Like most of us, you probably have an old appliance or two just taking up space in the garage. And if you’ve acquired, say, a new refrigerator, you now have another old appliance to get rid of. You should, then, consider recycling these old appliances. But for effective and efficient appliance recycling, you need to know a little about the whole process.
Why Recycle Appliances as Part of Waste Management?
We should all practice appliance recycling because landfills are filling up. The average American generates about a 1,000 pounds of waste each year, and Americans as a whole generate around 250 billion tons of waste every year. That’s a lot of waste that takes up a lot of room.
In addition, these discarded appliances release toxins into the environment that adversely affect biodiversity and present profound health hazards to humans. Just consider these facts:
- The chlorofluorocarbons (CFCs) in refrigerators and air conditioners manufactured before 1995 contribute to climate change and ozone depletion.
- Many window air conditioners contain hydrochlorofluorocarbon (HCFC) that also adversely affects the atmosphere.
- Freezers manufactured before 2005 have insulating foam that contains ODS, another substance that contributes to ozone depletion and climate change.
- Various components, especially switches and relays, in many household appliances contain toxic substances such as PCBs, hazardous oils, and mercury.
On the plus side of recycling, steel is the most recycled material in this country, and the steel from recycled appliances accounts for roughly 10% of steel recycled annually. Also, many utility companies will grant you a credit for purchasing new appliances when you recycle your old one.
What Happens at the Recycling Center
For effective and efficient appliance recycling and to help you understand the process, here’s what happens at waste management and recycling centers:
- Each appliance is manually dismantled (“demanufactured”).
- Hazardous components are removed and properly disposed of.
- Reusable parts are then identified and salvaged.
- Recyclable raw materials like steel and plastic are then removed and sent on to secondary processing centers.
Today, recycling is growth industry that has created 757,000 jobs and yearly generates $36.6 billion in wages and $6.7 billion in tax revenues (EPA).

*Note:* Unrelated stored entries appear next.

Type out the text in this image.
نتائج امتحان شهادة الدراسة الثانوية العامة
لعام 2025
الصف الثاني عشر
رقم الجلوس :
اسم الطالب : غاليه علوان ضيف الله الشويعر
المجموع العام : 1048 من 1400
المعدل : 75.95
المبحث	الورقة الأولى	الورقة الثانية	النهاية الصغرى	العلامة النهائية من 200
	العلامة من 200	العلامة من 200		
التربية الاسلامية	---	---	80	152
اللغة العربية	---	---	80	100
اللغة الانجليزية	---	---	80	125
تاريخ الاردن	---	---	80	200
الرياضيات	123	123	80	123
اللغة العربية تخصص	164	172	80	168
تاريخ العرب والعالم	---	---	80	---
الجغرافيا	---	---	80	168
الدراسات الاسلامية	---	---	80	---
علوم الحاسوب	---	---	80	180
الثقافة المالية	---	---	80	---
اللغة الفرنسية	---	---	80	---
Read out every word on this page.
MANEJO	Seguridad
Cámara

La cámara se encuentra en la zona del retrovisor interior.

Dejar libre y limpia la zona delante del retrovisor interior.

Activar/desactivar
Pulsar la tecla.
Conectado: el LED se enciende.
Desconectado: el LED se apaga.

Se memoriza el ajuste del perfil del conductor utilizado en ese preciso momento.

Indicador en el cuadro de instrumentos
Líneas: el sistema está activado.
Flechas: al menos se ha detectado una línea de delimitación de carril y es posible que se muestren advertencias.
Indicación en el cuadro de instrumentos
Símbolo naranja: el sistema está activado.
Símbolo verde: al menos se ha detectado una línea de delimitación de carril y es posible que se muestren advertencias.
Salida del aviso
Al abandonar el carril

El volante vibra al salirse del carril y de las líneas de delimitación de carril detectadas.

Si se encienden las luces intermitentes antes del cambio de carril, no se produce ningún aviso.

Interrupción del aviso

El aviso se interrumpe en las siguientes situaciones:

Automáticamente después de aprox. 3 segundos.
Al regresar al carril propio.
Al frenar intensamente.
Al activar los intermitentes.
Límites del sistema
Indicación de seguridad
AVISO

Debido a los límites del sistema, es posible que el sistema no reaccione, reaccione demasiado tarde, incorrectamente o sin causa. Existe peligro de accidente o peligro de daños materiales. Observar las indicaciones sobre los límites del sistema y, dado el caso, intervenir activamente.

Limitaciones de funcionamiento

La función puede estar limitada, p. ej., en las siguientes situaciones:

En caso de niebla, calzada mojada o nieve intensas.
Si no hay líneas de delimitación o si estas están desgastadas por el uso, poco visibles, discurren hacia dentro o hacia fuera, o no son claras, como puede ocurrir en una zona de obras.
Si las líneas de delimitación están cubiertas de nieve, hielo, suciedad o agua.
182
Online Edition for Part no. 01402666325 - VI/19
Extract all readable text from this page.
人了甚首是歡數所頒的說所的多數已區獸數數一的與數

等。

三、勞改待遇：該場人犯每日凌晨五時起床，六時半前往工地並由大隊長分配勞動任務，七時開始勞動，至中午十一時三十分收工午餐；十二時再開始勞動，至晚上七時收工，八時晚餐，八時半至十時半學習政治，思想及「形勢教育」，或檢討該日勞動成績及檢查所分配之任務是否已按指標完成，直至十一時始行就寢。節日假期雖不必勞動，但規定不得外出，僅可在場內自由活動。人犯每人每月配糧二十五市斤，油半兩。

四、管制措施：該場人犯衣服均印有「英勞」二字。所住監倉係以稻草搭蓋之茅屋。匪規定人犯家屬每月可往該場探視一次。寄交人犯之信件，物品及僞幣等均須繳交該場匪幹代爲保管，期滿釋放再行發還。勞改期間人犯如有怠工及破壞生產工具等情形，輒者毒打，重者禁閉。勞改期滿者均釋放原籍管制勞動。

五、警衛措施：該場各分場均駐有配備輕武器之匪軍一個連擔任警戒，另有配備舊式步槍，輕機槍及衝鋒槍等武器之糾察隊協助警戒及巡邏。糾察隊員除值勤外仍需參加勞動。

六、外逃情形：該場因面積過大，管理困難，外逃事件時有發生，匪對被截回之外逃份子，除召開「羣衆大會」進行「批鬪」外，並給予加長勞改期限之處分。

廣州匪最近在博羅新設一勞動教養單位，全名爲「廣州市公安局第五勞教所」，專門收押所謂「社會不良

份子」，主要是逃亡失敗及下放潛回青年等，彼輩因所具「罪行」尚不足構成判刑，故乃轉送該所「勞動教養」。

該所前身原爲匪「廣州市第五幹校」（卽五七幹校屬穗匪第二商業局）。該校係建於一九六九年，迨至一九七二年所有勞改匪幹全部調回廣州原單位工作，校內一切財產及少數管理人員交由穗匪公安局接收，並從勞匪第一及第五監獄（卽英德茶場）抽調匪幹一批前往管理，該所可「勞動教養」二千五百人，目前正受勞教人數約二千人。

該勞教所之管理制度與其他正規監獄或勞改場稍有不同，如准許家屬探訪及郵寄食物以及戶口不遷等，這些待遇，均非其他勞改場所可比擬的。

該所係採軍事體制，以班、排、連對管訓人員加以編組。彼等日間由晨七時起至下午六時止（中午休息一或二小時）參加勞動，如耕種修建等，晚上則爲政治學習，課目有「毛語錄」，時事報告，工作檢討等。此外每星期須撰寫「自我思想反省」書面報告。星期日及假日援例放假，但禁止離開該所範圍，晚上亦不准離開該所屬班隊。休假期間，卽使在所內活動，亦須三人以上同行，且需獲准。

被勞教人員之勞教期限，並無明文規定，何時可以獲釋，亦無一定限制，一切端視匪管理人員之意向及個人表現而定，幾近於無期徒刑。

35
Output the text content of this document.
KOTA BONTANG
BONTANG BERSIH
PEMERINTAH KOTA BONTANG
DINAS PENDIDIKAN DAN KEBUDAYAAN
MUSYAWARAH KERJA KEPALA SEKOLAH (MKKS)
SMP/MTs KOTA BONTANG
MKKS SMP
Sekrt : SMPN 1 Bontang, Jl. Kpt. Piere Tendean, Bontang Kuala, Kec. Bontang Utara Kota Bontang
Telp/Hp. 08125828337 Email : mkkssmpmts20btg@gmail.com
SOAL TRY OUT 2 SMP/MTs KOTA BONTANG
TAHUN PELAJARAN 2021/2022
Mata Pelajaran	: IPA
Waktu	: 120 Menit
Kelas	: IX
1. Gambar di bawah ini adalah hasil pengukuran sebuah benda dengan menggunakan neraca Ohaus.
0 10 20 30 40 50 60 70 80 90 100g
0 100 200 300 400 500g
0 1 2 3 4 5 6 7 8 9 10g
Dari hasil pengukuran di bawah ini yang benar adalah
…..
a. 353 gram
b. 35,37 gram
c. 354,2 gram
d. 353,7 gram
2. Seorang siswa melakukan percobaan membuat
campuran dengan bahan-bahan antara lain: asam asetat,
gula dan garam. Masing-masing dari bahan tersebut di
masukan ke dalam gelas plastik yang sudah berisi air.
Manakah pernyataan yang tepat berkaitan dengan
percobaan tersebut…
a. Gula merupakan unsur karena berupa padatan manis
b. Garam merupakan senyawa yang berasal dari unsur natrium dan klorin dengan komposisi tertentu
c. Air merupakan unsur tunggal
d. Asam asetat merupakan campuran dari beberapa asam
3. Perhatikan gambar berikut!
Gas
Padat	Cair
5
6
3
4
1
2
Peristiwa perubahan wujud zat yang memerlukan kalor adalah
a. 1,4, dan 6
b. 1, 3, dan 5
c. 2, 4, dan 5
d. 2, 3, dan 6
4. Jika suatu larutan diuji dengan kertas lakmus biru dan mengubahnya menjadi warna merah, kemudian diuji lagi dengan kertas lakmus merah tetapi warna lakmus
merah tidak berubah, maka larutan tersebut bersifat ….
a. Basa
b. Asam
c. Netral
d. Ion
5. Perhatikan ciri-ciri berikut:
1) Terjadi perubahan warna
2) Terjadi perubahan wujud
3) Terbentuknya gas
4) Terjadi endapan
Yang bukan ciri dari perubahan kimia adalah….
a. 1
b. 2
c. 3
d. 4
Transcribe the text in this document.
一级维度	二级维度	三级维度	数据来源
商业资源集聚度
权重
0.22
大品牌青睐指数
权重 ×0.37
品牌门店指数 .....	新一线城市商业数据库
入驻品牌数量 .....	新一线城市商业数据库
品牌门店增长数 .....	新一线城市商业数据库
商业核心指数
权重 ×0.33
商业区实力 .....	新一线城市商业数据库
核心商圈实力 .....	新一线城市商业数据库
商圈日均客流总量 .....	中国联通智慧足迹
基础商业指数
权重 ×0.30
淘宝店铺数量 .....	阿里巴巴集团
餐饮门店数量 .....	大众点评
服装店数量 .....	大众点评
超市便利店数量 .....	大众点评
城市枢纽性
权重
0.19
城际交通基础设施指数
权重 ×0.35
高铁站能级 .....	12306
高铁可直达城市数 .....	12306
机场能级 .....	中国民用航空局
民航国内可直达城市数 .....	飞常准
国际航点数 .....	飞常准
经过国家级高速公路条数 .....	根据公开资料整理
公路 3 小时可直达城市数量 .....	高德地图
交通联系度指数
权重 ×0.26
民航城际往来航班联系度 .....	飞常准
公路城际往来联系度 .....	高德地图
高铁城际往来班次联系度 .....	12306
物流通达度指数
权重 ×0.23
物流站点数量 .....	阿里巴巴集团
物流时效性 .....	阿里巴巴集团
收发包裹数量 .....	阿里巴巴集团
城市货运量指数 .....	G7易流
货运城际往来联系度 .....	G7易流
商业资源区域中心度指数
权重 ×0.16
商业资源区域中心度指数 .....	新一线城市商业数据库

How to Prepare Old Appliances for Recycling
So now you’re ready to recycle that old appliance, but what – exactly – do you need to do? It just takes a little preparation in a few easy steps, like this:
- Unplug the appliance at least several hours ahead of time (preferably a few days) to have it cooled and ready before calling the recycling haulers.
- For older air conditioning units, if the recycler doesn’t remove Freon, you will need to contact the professionals who do this.
- If the old appliance is still functional and useable, check into to places that accept donations.
- Remove all contents from appliances like refrigerators, freezers, and dishwashers.
- Tape all doors and drawers shut with strong tape like duct tape so that they don’t come open (and possibly break off) during transport.
How to Get Rid of Appliances for Recycling
And now it’s time to actually get the appliance removed from your property and do your part for waste management and improving the environment. You have a few options here, depending on your strength and your vehicle’s hauling capacity.
Some areas offer curbside recycling services (usually at specified times) for large, bulky objects. So if you have a dolly and plenty of strength or help, you can just deposit the old appliance at the curb. Just be sure to check whether there are any special preparation requirements.
If you have a pickup truck or large enough trailer, along with loading help, you can haul the appliance to the recycling center yourself. These at often located at the landfill, so you may have to pay a dump fee.
A third option is to call a junk hauling company to load up and haul off the appliance. You just need to make sure it’s a hauling company that also specializes in recycling appliances. Generally, this is a more affordable – and certainly easier – option than hauling it yourself.